Şimdi, ağaç diye başlayıp,
yaygın tedhiş eylemleriyle devam edip, sonra yapılan
görüşmelerde o ağacın tamamen dışına
çıkarak, bugün memleketimizin yüzünü güldüren icraatları durdurma
talebinde bulunuyorlar. (CHP ve HDP sıralarından gürültüler)
Hamdolsun, her şeye rağmen bunları hayata geçirdik ama ne
gariptir ki Taksim Platformunun o gün dönemin Başbakan
Yardımcısı Sayın Bülent Arınçla
yaptığı görüşmelerdeki talepleri ile o gün FETÖcü hâkim ve
savcıların devlet içerisinde durdurmaya
çalıştıkları bu talepler üst üste örtüşüyor.

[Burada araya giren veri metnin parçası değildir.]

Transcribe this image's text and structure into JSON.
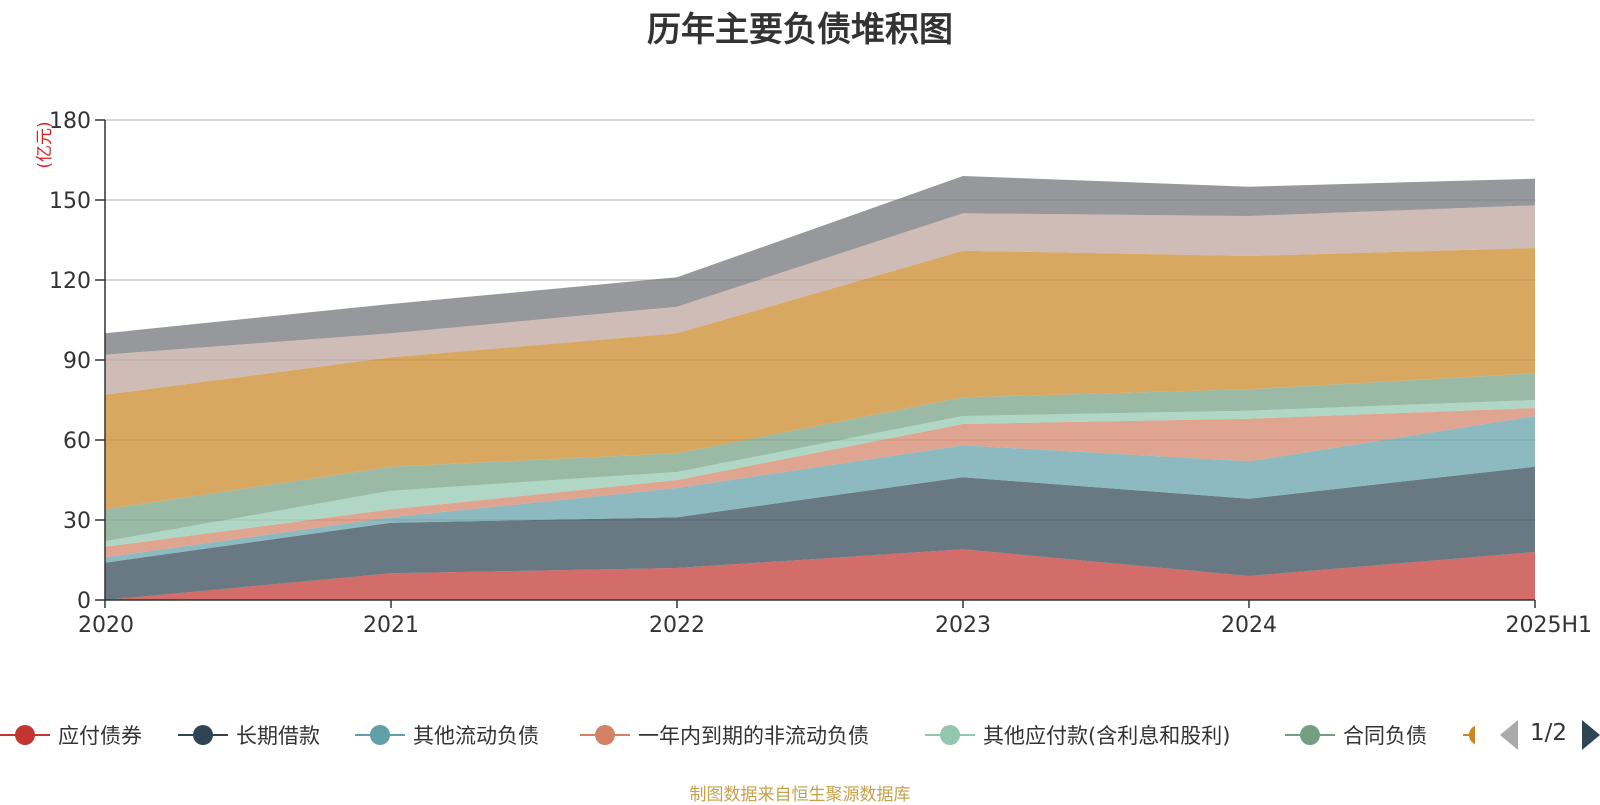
{
  "chart_data": {
    "type": "area",
    "stacked": true,
    "title": "历年主要负债堆积图",
    "unit_label": "(亿元)",
    "categories": [
      "2020",
      "2021",
      "2022",
      "2023",
      "2024",
      "2025H1"
    ],
    "ylim": [
      0,
      180
    ],
    "yticks": [
      0,
      30,
      60,
      90,
      120,
      150,
      180
    ],
    "grid": true,
    "series": [
      {
        "name": "应付债券",
        "color": "#c23531",
        "values": [
          0,
          10,
          12,
          19,
          9,
          18
        ]
      },
      {
        "name": "长期借款",
        "color": "#2f4554",
        "values": [
          14,
          19,
          19,
          27,
          29,
          32
        ]
      },
      {
        "name": "其他流动负债",
        "color": "#61a0a8",
        "values": [
          2,
          2,
          11,
          12,
          14,
          19
        ]
      },
      {
        "name": "一年内到期的非流动负债",
        "color": "#d48265",
        "values": [
          4,
          3,
          3,
          8,
          16,
          3
        ]
      },
      {
        "name": "其他应付款(含利息和股利)",
        "color": "#91c7ae",
        "values": [
          2,
          7,
          3,
          3,
          3,
          3
        ]
      },
      {
        "name": "合同负债",
        "color": "#749f83",
        "values": [
          12,
          9,
          7,
          7,
          8,
          10
        ]
      },
      {
        "name": "",
        "color": "#ca8622",
        "values": [
          43,
          41,
          45,
          55,
          50,
          47
        ]
      },
      {
        "name": "",
        "color": "#bda29a",
        "values": [
          15,
          9,
          10,
          14,
          15,
          16
        ]
      },
      {
        "name": "",
        "color": "#6e7074",
        "values": [
          8,
          11,
          11,
          14,
          11,
          10
        ]
      }
    ]
  },
  "legend": {
    "visible_items": [
      {
        "name": "应付债券",
        "color": "#c23531"
      },
      {
        "name": "长期借款",
        "color": "#2f4554"
      },
      {
        "name": "其他流动负债",
        "color": "#61a0a8"
      },
      {
        "name": "一年内到期的非流动负债",
        "color": "#d48265"
      },
      {
        "name": "其他应付款(含利息和股利)",
        "color": "#91c7ae"
      },
      {
        "name": "合同负债",
        "color": "#749f83"
      }
    ],
    "clipped_item_color": "#ca8622",
    "pager_text": "1/2"
  },
  "source_text": "制图数据来自恒生聚源数据库"
}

OYA ERSOY (İstanbul) İddianameyi
FETÖcüler yazdı
CAHİT ÖZKAN (Denizli) Ha demek oluyor ki
Taksim Platformu ile Gezi kalkışması ile FETÖnün devlet
içerisindeki unsurlarının eylem ve işlemleri o gün aynı
istikametteydi.
OYA ERSOY (İstanbul) O sizin hatanız,
akademisyenlerin değil.
KEMAL PEKÖZ (Adana) Emniyet Müdürünüzü
kutluyordunuz o zaman.
CAHİT ÖZKAN (Denizli) Onun için, millî irade,
seçilmiş Parlamento ve Hükûmetin almış olduğu kararlar
demokrasi açısından önemlidir ve bu çerçevede yolumuza devam ettik,
Gezi ve benzeri kalkışmalara da fırsat vermedik. Bu bir
demokratik kazanımdır.
Teşekkür ediyorum.
OYA ERSOY (İstanbul) Bu ülkede halk sizin
Anayasaya uygun davranmanızla uğraşıyor.
İSMAİL EMRAH KARAYEL (Kayseri) Gezi
kalkışması sürecinde neden Başbakanlık ofisini
işgal etti teröristler?
BAŞKAN Sayın Özel, kifayetimüzakere,
başka söz vermeyeceğim, gerekiyorsa ara vereceğim, söyleyeyim.
Buyurun.
39.- Manisa Milletvekili Özgür Özelin, Gezinin
yaşandığı dönemdeki İstanbul Valisi ile İstanbul
İl Emniyet Müdürünün FETÖcü olduğunun ortaya
çıktığına ilişkin açıklaması
ÖZGÜR ÖZEL (Manisa) Sayın Başkan,
Gezinin yaşandığı dönemde İstanbul Valisinin -ki bu
ülkede herhâlde en güvendiğiniz valiyi İstanbula
atarsınız- ve İstanbul İl Emniyet Müdürünün FETÖcü
olduğu ortaya çıktı.
CAHİT ÖZKAN (Denizli) Onun için eylemler
yaygınlaştı zaten.
FİKRET ŞAHİN (Balıkesir) Kim
atadı Sayın Başkan, kim atadı?
ÖZGÜR ÖZEL (Manisa) Onların
atamalarının altında partinizin Genel Başkanının
imzası var, birincisi.
FİKRET ŞAHİN (Balıkesir) Biz
mi atadık onları?
BAŞKAN Fikret Bey, Grup Başkan Vekiliniz
konuşuyor.
ÖZGÜR ÖZEL (Manisa) İkincisi: Olayların
tırmanmasıyla ilgili yaşanan süreçte masumane 3-5 tane
çadırın yakılmasıyla olaylar tırmandı.
O gün burada bir gensoru görüşmesinden
dolayı bulunan Grup Başkan Vekilimiz Akif Hamzaçebi apar topar gece
yarısı yetişip gitti, Taksim Bileşenleriyle Bu sorun
nasıl ortadan kalkar? diye görüşme yaptı; kendisi burada.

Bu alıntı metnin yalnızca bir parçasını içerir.